Neal Fox | Contracting in perspective: GSA Networx ' Will it connect with users?
GSA Networx, the next-generation telecom and networking contract from the General Services Administration, has garnered its share of news. That's good for magazine sales but bad for GSA, which announced a surprising eight-month delay in the contract award shortly after proposals were received in October 2005. That is more than 16 long months from receipt of proposals to anticipated award. What gives?
Networx is another in a series of governmentwide telecom contracts from GSA. Its predecessors, including the current FTS 2001, were very successful and are credited with bringing down the cost of phone service for the federal government. For example, the cost of a long-distance call on GSA contracts has fallen from over 25 cents per minute to about a penny per minute during the life of these contracts. That is a good definition of success.
But times have changed. Telecom is fast becoming just another component of IT. Indeed, most telecom is already within the scope of GSA's IT Schedule and GWACs. Over the next few years, much of telecom, such as VOIP and other Internet-based networking, will become IT-based, as customers focus on IT services integrated with their telecom. So with the price of long-distance service hovering at that penny-per-minute level, plus the convergence of telecom into IT, a new approach to telecom contracting is in order.
Despite this, Networx took the worn path of least resistance, attempting to keep GSA telecom and IT contracts separate for another 10 years. Although one can find IT services embedded in Networx, it is not a GWAC, which would have made it truly IT. In this isolated state, Networx became an eclectic mix of old-government-style offerings on two contracts, called Universal and Enterprise. Universal was for the big telecom companies, and Enterprise was supposed to bring integrators and small businesses into the game.
GSA also approved, and then unapproved, putting switched voice telecom on the GSA IT Schedule, where customers could have bought routine telecom services as a commodity, which they have certainly become. This was an unusual decision, given that wireless phone service, VOIP and many other forms of telecom are already on the IT Schedule.
But the larger question is, why all the Networx contract delays? The key is found in the complexity of the RFP put out for bid by GSA, which led to vendor proposals that rival NSA-type encryption. The Statement of Work for Networx Universal was 621 pages long'attempting to tell vendors how to do everything in excruciating detail. Apparently, acquisition reform and performance-based contracting have not reached GSA telecom. Vendors were unable to decipher what GSA wanted.
Interestingly, GSA was actually surprised by the complexity of the proposals it received. Agency officials publicly stated that they needed to delay Networx award dates due to the overwhelming number of responses from vendors. According to industry polls regarding who submitted proposals, it appears that GSA only received four proposals for Networx Universal and maybe seven proposals for Networx Enterprise.
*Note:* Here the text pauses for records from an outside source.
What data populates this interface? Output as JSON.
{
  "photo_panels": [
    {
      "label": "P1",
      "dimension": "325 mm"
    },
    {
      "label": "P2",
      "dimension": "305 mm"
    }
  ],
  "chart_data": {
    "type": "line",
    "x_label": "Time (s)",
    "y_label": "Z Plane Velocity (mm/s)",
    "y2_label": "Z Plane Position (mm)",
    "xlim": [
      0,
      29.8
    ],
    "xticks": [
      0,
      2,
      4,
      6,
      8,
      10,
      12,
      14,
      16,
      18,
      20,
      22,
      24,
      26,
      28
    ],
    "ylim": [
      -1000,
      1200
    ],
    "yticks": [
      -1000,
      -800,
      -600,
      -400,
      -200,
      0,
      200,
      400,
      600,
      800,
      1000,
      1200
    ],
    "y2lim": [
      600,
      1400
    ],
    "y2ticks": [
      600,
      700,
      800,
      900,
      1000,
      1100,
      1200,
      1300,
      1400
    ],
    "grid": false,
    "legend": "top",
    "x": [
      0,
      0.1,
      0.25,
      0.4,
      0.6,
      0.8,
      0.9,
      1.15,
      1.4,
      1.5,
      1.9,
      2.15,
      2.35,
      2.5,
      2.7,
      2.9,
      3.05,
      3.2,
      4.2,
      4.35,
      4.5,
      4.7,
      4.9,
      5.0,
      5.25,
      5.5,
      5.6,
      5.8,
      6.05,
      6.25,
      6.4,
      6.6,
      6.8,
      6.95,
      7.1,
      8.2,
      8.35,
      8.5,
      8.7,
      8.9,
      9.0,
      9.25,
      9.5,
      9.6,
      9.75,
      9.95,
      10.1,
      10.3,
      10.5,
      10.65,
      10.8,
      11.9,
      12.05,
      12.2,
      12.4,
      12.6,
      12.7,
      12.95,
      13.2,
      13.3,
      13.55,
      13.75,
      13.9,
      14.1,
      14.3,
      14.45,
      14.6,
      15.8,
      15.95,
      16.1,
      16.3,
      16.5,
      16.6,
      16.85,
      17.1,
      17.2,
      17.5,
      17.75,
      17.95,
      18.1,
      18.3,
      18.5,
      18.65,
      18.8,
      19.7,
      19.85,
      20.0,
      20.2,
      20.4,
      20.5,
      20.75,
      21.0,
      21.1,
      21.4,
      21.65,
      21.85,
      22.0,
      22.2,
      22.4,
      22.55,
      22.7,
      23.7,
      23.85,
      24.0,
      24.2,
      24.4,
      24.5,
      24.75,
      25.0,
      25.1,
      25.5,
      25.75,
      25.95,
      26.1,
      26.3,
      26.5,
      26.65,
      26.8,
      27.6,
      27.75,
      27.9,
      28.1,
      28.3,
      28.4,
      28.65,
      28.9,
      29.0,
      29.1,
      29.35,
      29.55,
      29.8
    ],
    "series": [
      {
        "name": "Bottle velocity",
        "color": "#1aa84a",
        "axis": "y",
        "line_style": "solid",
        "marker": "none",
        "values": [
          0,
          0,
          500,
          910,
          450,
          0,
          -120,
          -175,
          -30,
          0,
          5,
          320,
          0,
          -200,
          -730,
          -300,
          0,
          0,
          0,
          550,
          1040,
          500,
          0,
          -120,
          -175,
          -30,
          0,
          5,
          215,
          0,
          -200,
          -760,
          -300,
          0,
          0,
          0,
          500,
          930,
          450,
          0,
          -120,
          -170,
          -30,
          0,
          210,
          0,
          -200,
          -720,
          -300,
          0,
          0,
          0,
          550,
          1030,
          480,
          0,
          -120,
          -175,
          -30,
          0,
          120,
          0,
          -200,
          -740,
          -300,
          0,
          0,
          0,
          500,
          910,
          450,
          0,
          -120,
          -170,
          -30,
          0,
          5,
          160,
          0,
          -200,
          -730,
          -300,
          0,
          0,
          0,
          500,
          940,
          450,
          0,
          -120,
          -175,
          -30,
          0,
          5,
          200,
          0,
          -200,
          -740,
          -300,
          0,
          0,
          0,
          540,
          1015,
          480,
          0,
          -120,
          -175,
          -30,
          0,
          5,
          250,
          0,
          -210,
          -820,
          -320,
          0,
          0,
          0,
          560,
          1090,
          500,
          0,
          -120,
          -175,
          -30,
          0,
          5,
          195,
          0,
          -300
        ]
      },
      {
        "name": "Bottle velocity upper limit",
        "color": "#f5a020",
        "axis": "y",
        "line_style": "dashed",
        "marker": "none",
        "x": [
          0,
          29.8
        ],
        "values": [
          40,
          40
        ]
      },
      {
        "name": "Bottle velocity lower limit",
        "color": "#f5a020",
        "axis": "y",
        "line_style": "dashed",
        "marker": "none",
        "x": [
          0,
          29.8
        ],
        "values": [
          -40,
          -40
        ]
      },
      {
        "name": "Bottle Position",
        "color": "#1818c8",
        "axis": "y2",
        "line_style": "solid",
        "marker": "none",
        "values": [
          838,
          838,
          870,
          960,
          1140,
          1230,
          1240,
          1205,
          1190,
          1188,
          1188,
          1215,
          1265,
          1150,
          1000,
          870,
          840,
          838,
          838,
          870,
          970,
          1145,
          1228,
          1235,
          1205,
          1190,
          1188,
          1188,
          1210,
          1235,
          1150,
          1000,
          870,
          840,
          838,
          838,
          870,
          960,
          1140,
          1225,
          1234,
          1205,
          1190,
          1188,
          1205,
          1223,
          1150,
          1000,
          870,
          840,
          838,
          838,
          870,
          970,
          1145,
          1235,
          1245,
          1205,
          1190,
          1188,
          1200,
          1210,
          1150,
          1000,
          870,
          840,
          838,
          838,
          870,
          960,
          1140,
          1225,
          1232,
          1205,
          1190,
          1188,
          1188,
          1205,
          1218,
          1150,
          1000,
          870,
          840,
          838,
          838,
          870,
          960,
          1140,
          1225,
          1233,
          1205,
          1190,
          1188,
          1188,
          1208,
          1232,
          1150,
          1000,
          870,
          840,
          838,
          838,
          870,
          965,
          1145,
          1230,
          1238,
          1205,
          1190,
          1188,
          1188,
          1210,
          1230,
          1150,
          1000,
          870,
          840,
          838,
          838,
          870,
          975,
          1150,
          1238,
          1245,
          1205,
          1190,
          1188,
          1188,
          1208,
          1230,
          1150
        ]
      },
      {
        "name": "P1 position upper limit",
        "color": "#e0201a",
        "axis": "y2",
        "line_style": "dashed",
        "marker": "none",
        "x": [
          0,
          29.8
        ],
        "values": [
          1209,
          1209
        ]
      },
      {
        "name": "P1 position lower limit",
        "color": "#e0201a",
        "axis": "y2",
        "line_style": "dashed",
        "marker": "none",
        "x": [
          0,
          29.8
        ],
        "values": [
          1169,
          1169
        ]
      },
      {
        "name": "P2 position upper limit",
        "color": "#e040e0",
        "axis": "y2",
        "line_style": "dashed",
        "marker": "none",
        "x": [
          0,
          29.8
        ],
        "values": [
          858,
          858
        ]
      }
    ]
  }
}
Hmmm.
Integrators and small players found Enterprise unworkable and high risk, and refused to bid. The RFP was too complicated, required huge investments in a burdensome government billing process, and the requirement to compete with Universal chased many away. All this makes the effectiveness of Enterprise highly questionable. In fact, Enterprise is shaping up to be a colossal failure. IT integrators and small businesses were supposed to be able to bid on it. Apparently none did. So GSA will end up with two contracts having virtually the same large telecom vendors. GSA need only look as far as their complicated RFP to understand why this happened.
GSA also took the unusual step of making significant modifications to the Networx Universal solicitation on three occasions after vendor proposals had already been submitted, and after GSA had reviewed those proposals. Hundreds of significant changes were made, including addition of new scope. The protest issue comes into play, too, since the government first read the proposals, then changed the solicitation, and some vendors are likely to benefit from those changes more than others.Confusion spreads
So will Networx be successful? Some major issues loom, including confusion among vendors regarding what the RFP said, and confusion at GSA over what the vendors proposed. There is also the specter of financial jeopardy caused by large revenue guarantees to Networx vendors. Those revenue guarantees mean GSA would be obligated to pay the vendors big bucks if the contract is a bust. In fact, the Enterprise contract may not work in view of the limited number of bidders, its significant overlap with Universal, and those minimum revenue guarantees.
Also, GSA may have tainted the source selection by making major solicitation changes after officials had already read through the proposals. As a result, the answer regarding Networx success is not a slam-dunk. If Networx contracts can be awarded, they will aggregate government telecom buying to some extent. However, bring in the issue of GSA's loss of customers, and that aggregation argument slips a few notches. And GSA missed the opportunity to truly embrace the convergence of telecom with IT, which is what customers will be looking for.
Networx will probably be useful for about half the contract award period before customers decide that telecom has become just another part of IT, and either develop their own contract or use a GSA GWAC where they can ensure total solutions that integrate telecom with their IT infrastructure. As a result of Networx's failure to embrace telecom convergence with IT and GSA's insistence that customers cannot order telecom without paying GSA's extra fees, we could easily see an increase in the number of agency-specific telecom contracts and further erosion of business from GSA.